When that happens, he said, the seam between the hull and the deck can peel off, turning the boat into a giant seawater scoop before it goes to the bottom.

That’s not going to happen to the Katharine de Montrose. Lennox made sure of that when he built the unique 45-foot junk-rigged sailboat. Rather than a deck seam, he used two layers of fibreglass that  wrap the entire hull, making her seamless and sturdy as they get.

“It was a labour of love,” he said. “It was 30 years in the making in my backyard in Winnipeg.”

Katharine de Montrose was launched in Lake Winnipeg and sailed there until a drought dropped the water level to the point where the ship could no longer be launched.

At that point, Lennox decided to move to the coast and he and his wife sailed her for the next three years out of Vancouver before moving her to French Creek three years ago.

For more on this boat, check out the Life Network’s show, Magnificent Obsessions, which details how and why he built it. It can be accessed at www.locatetv.com/tv/magnificent-obsessions/1900534.

 

 

• The Royal Canadian Marine Search and Rescue Unit 59 in Bowser/Deep Bay is looking for a few good people to lend a hand when they race to the rescue of mariners in distress.

The 15-member team has three openings for new members.

Applicants need to live between Fanny Bay and Qualicum Bay, have (or be willing to obtain) a pleasure craft operators certificate and a restricted radio operator’s certificate, a marine basic first aid certificate and a criminal record check.

The unit responds to maritime distress calls and conducts marine search and rescue missions.

Call Larry Highcock at 250-757-8612 or visit www.unit59.ca for more information.

 

 

• If you’re thinking of starting to enjoy the boating life, there are a few things you need to know. One of the most important of these of course is how to go boating safely.

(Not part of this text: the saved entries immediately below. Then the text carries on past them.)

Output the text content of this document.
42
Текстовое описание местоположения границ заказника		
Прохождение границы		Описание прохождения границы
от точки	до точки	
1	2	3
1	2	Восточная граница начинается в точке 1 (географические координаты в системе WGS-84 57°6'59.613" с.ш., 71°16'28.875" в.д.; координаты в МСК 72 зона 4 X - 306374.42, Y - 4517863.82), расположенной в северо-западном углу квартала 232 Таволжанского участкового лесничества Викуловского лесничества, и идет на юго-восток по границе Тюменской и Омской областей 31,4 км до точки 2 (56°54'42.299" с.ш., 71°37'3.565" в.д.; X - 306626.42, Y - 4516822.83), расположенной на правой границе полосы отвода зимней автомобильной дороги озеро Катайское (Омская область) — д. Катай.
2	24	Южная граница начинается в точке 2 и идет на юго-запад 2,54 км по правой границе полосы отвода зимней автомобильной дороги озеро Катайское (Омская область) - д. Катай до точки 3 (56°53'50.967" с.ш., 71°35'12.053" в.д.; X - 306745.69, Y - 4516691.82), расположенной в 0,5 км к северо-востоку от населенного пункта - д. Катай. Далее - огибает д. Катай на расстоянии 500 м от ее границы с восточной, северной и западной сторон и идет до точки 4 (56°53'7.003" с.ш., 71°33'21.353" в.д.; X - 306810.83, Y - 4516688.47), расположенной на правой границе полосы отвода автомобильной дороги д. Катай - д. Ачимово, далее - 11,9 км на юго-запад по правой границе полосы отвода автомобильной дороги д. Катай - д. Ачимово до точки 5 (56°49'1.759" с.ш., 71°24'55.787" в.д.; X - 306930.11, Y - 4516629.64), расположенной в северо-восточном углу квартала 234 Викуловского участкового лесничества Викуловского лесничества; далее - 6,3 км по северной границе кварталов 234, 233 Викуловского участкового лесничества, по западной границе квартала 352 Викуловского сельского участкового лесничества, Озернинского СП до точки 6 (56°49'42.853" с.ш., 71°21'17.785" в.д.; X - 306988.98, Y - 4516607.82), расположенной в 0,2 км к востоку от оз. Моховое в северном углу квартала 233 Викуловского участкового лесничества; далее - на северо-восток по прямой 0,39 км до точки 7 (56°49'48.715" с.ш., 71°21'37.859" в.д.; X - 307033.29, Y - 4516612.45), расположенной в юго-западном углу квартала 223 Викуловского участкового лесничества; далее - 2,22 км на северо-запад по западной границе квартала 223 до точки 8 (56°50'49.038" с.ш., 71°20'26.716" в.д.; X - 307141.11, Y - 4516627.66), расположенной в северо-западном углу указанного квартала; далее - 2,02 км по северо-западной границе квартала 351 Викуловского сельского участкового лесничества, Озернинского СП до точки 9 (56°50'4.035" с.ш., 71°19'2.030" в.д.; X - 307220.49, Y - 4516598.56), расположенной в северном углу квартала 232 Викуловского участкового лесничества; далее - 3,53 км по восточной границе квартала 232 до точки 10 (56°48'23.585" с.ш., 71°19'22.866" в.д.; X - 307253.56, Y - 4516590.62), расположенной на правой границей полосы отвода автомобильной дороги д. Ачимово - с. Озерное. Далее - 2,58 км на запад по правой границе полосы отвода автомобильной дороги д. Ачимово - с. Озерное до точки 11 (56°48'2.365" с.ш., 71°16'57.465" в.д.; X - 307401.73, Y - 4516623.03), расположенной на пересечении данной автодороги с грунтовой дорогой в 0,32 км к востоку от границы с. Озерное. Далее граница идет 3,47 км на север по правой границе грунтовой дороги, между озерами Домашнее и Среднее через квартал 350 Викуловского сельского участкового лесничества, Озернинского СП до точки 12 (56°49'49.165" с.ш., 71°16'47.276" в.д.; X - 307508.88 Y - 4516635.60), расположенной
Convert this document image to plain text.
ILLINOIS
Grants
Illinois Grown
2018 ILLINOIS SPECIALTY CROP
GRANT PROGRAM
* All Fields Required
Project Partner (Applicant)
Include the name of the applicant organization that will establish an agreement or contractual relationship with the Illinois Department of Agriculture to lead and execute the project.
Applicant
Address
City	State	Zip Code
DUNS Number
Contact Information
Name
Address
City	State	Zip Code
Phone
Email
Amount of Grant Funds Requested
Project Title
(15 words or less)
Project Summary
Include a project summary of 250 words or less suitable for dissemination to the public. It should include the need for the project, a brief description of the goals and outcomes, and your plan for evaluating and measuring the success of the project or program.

That’s not too hard to learn, thanks to the Ballenas  branch of the Canadian Power Squadron, which is offering a four-session boating basics course starting on Sept. 3 at Kwalikum Secondary School in Qualicum Beach.

 

If you miss that, don’t fret. The Nanoose Bay chapter of the Canadian Power and Sail Squadron is offering a basic boating course starting on Oct. 10 and running until Nov. 7.